Luminescence sensing systems for biomolecules: Applications in cellular analysis

In this work, we have explored the used of luminescence sensing systems for the analysis of cellular compounds. In the first part of this work, two assays that have been fully developed on the large scale (μL volumes) are miniaturized to nL or pL volumes. The characteristics of these assays at reduced volumes are evaluated and they are used to study the biotin composition of individual sea urchin oocytes. The first system described is a post-capillary assay in which a fluorescence binding assay for biotin is merged with the effluent stream of a capillary electrophoresis (CE) separation. This system uses a streptavidin-fluorescein isothiocyanate (streptavidin-FITC) that shows increased fluorescence upon biotin binding. The second system is a bioluminescence binding assay for biotin that depends upon competition between an aequorin-biotin conjugate (AEQ-biotin) and free biotin within the oocytes for binding sites on the protein avidin.
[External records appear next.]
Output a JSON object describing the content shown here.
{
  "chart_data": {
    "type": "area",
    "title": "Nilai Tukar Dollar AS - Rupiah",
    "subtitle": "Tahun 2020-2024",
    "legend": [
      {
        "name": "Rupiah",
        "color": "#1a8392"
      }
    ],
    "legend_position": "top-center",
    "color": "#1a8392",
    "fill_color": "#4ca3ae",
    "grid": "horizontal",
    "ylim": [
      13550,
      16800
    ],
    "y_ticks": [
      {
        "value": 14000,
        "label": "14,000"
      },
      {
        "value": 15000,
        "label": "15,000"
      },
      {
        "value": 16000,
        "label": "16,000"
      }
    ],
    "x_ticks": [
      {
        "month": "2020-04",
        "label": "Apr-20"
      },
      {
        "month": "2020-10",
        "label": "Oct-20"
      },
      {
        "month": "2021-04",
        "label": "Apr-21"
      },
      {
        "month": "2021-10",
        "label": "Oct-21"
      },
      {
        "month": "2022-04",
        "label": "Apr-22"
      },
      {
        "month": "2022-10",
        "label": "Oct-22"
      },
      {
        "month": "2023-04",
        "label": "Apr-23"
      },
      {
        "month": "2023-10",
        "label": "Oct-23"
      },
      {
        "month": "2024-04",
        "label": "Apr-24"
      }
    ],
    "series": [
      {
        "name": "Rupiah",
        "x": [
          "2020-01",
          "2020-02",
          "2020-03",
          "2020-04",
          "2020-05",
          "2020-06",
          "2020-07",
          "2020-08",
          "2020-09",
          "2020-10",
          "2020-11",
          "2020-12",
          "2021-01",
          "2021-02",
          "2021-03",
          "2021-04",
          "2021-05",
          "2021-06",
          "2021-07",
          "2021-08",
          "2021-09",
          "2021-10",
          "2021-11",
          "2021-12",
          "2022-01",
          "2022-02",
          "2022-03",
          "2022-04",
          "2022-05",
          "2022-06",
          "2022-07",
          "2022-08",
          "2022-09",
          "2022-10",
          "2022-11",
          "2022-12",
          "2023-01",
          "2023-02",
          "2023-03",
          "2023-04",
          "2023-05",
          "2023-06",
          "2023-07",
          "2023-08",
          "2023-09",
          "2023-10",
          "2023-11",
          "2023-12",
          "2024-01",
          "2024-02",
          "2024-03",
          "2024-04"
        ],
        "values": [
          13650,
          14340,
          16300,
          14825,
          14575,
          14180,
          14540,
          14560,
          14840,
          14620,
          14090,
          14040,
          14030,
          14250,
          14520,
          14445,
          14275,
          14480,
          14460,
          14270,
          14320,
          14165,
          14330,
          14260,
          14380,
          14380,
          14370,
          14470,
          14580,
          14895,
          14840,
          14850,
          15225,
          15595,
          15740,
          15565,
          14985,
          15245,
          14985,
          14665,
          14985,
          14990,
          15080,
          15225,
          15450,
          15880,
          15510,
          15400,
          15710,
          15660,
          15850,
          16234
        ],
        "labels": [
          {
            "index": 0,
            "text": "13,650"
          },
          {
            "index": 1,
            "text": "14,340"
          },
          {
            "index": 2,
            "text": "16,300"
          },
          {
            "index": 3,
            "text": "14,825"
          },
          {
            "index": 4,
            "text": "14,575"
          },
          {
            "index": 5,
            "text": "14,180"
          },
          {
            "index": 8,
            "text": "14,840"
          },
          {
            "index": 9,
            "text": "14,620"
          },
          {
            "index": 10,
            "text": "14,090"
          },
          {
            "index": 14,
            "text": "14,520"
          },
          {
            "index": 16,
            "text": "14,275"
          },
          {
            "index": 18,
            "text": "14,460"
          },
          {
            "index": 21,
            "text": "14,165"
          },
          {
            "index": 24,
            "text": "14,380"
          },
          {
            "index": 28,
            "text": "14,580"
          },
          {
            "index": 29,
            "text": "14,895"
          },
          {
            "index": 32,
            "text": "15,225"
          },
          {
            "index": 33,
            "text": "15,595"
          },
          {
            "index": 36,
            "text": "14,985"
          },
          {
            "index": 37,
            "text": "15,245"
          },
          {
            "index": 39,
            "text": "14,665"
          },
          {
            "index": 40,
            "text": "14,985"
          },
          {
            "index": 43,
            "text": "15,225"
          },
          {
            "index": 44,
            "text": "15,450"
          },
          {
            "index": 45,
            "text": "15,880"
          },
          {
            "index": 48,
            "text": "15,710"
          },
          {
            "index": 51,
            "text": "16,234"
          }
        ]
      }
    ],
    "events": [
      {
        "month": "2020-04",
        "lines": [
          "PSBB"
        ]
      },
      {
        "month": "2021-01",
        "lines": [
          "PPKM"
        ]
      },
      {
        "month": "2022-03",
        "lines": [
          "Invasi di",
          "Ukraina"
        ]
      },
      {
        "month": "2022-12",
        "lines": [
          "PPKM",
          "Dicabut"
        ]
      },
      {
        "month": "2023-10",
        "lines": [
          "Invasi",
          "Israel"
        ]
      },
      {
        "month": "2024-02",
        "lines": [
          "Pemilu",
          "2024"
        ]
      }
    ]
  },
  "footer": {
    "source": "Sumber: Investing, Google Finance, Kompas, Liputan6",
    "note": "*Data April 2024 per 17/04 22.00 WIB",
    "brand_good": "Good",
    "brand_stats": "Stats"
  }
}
The assay is performed by microinjecting each component into the oocytes and following the resulting bioluminescence within the oocyte upon triggering of aequorin. This is the first reported multi-component binding assay to be performed inside an intact single cell.; In the second half of this work, two new sensing systems for cAMP are developed that have characteristics that make them amenable to small-volume analysis. Namely, they consist of a single reagent and they have sensitivities sufficient for such analyses. The first described is a bacteria-based sensing system in which the fluorescent protein GFPuv is produced in a concentration-dependent manner upon addition of exogenous cAMP. The system is also shown to be selective for cAMP over other nucleotides. The system is compared to a commercial immunoassay in the detection of cAMP in real samples. The other system is based on a recombinant cAMP receptor protein (CRP) that is covalently labeled with a cysteine-selective environment-sensitive fluorophore. Changes in the conformation of CRIP upon cAMP binding are reflected as changes in fluorescence of the fluorophore. Studies of CRIP mutants, labeled at positions 178 and 189 and of their binding to a consensus DNA sequence indicate that cAMP binding causes changes in the region around helix F of the protein. Anisotropy measurements indicate that these changes are due to cAMP-induced dimerization of the protein.